Embrasse ceux qui sont partis avant toi, Rémy bien sûr, mais aussi Patrice Muller auquel je pense souvent. Plein de bisous mouillés sur tes belles joues rouges.
Anne
Veille sur nous là-haut, tu verras, ce monde sera de nouveau beau !
MO
L’INTRÉPIDE
Sylvie savait très exactement ce qu’elle voulait. Et ce qu’elle voulait se lit dans l’histoire de sa vie autant que dans ses ouvrages et ses textes. À livre et à cœur ouverts.
Son visage aux pommettes hautes, son grand sourire carré, sa voix chantante, signaient une présence claire, intrépide … mais à mille lieues du moindre appétit de pouvoir, qu’elle savait bien déceler, y compris chez les plus proches.
Intrépide, elle l’a été dans tous ses engagements, aussi bien comme médecin d’une banlieue où elle défendait obstinément l’accès aux soins, comme militante du SMG et contributrice de la revue Pratiques à laquelle nous participions ensemble, qu’auprès des exilés et des racisés, ou en s’exposant avec les Gilets jaunes aux violences policières, aux gaz et aux matraques, de façon radicale et déterminée. Mais, contrairement à ce que laissait entendre son patronyme, il n’y avait pas en elle une once de brutalité. Résistante plutôt que battante, si elle défendait – dans la ligne de Don Helder Camara auquel elle se référait souvent – un authentique droit à la violence pour les opprimés, elle s’interdisait elle-même d’y recourir.

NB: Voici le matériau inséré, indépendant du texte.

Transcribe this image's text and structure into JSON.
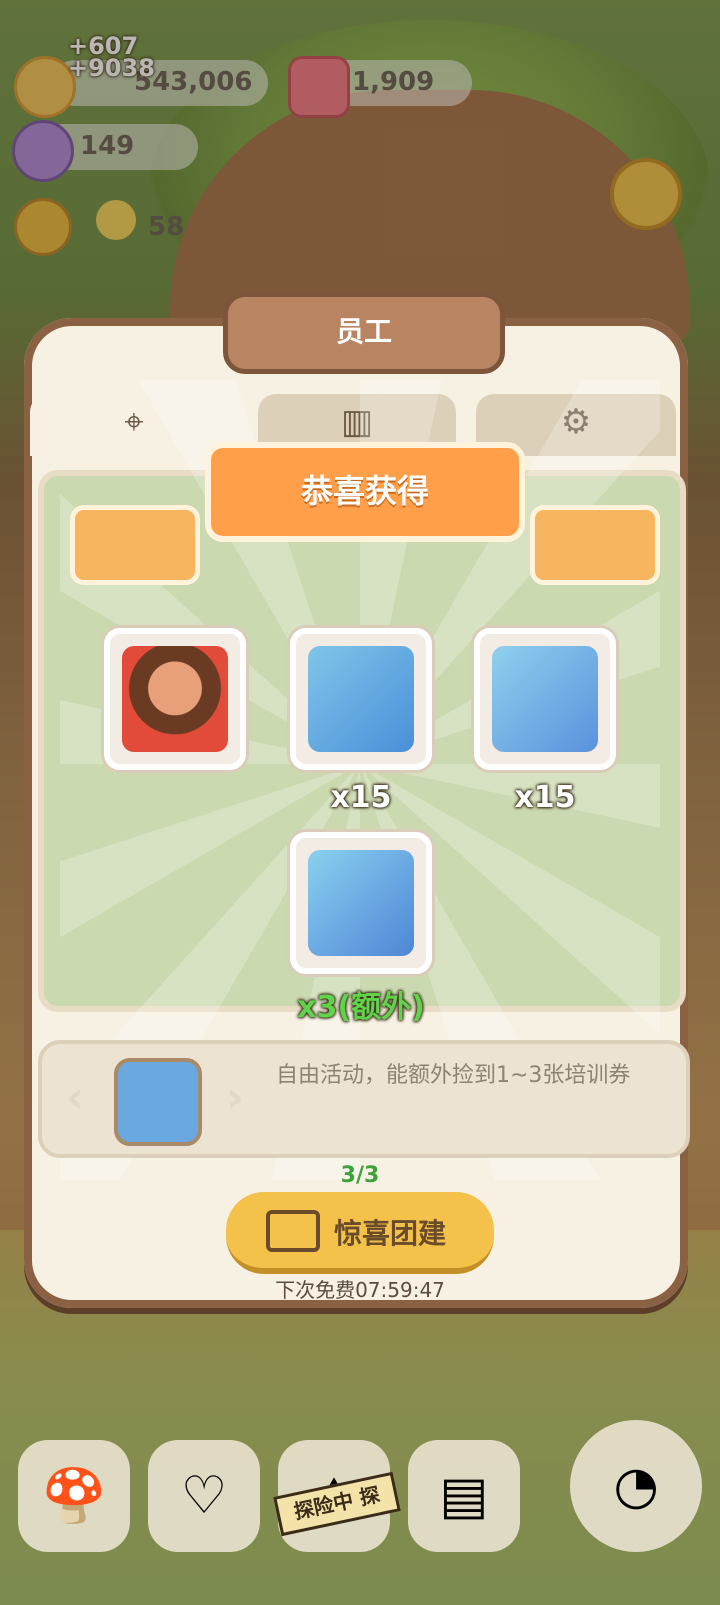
{
  "resources": {
    "coins": "543,006",
    "coins_gain_1": "+607",
    "coins_gain_2": "+9038",
    "gems": "1,909",
    "crystals": "149",
    "staff_count": "58"
  },
  "panel": {
    "title": "员工",
    "tabs": [
      {
        "icon": "location-pin-icon"
      },
      {
        "icon": "book-icon"
      },
      {
        "icon": "gear-cluster-icon"
      }
    ]
  },
  "reward": {
    "banner": "恭喜获得",
    "items": [
      {
        "name": "caveman-character",
        "qty": ""
      },
      {
        "name": "goggles-manual",
        "qty": "x15"
      },
      {
        "name": "spatula-manual",
        "qty": "x15"
      },
      {
        "name": "training-voucher-book",
        "qty": "x3(额外)"
      }
    ]
  },
  "activity": {
    "description": "自由活动，能额外捡到1~3张培训券",
    "counter": "3/3",
    "button_label": "惊喜团建",
    "next_free": "下次免费07:59:47"
  },
  "nav": {
    "expedition_tag": "探险中 探"
  },
  "colors": {
    "banner": "#ff9f4a",
    "button": "#f4c24b",
    "counter_green": "#3ea23a",
    "extra_green": "#5fd44a"
  }
}
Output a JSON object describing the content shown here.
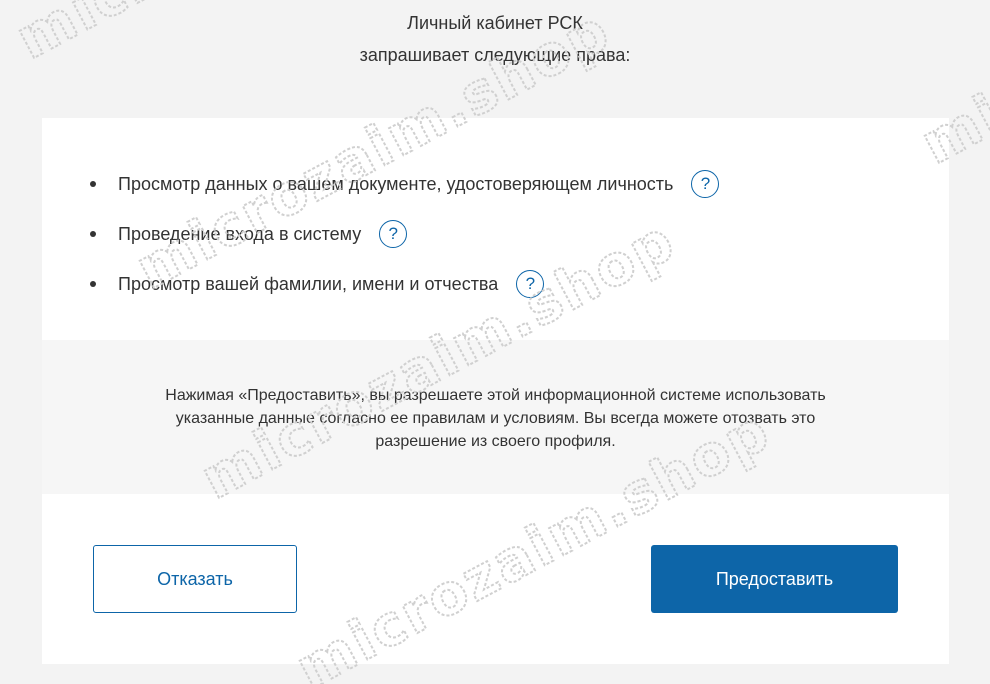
{
  "header": {
    "line1": "Личный кабинет РСК",
    "line2": "запрашивает следующие права:"
  },
  "permissions": [
    {
      "label": "Просмотр данных о вашем документе, удостоверяющем личность",
      "help": "?"
    },
    {
      "label": "Проведение входа в систему",
      "help": "?"
    },
    {
      "label": "Просмотр вашей фамилии, имени и отчества",
      "help": "?"
    }
  ],
  "notice": {
    "line1": "Нажимая «Предоставить», вы разрешаете этой информационной системе использовать",
    "line2": "указанные данные согласно ее правилам и условиям. Вы всегда можете отозвать это",
    "line3": "разрешение из своего профиля."
  },
  "buttons": {
    "decline": "Отказать",
    "grant": "Предоставить"
  },
  "watermark": {
    "text": "microzaim.shop"
  },
  "colors": {
    "accent": "#0d65a8",
    "background": "#f3f3f3",
    "card": "#ffffff",
    "notice_bg": "#f6f6f6"
  }
}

À l’encontre de toute notabilité médicale, Sylvie avait la puissante conviction d’appartenir eu peuple, au sens le plus populaire du terme, et le revendiquait pour sa famille en se dénommant elle-même « mamie Groseille » (en référence au clan prolétaire et déjanté du film de Chatiliez). Dans ses affiliations militantes, en interne, Sylvie refusait les conflits et ne supportait pas de s’affronter aux personnes dont elle avait pu être proche … même quand elles lui faisaient, comme elle le disait elle-même, « avaler des couleuvres ». Son maître-mot, c’était un sens inébranlable du collectif. Et pourtant, quelle obstination dans un quant à soi dont elle ne s’est jamais départie : c’est ce mixte de passion du partage et de forte intériorité, d’ouverture fraîche et franche et de sens du secret, qui faisait Sylvie. Et pouvait, dans la transparence de ses choix, la rendre aussi parfaitement opaque.
Le moteur de Sylvie, c’était, un peu comme pour tout le monde, mais très spécifiquement et très radicalement pour elle, ce mot qui la faisait vibrer dans toute la diversité de ses sens et de ses applications : l’amour. Quelque chose qui fait lien et rend la force commune indestructible. Au sens le plus strict, elle l’avait trouvé avec Rémy. Et cette passion-là ne l’a jamais quittée. Rémy était véritablement devenu son centre de gravité, comme elle était aussi le sien. Deux belles figures, très différentes, qui partageaient des engagements forts et une intensité commune. Avant la disparition de Rémy, survenue en 2023, Sylvie, qui l’accompagnait nuit et jour depuis sa maladie, avait écrit en 2022 un texte militant pour le droit à mourir dans la dignité. Elle l’avait étrangement intitulé « Mourir d’aimer ». Le titre ne collait pas avec le sujet du texte. Mais il colle parfaitement avec la mort qu’elle a choisi, elle, de se donner. En intrépide.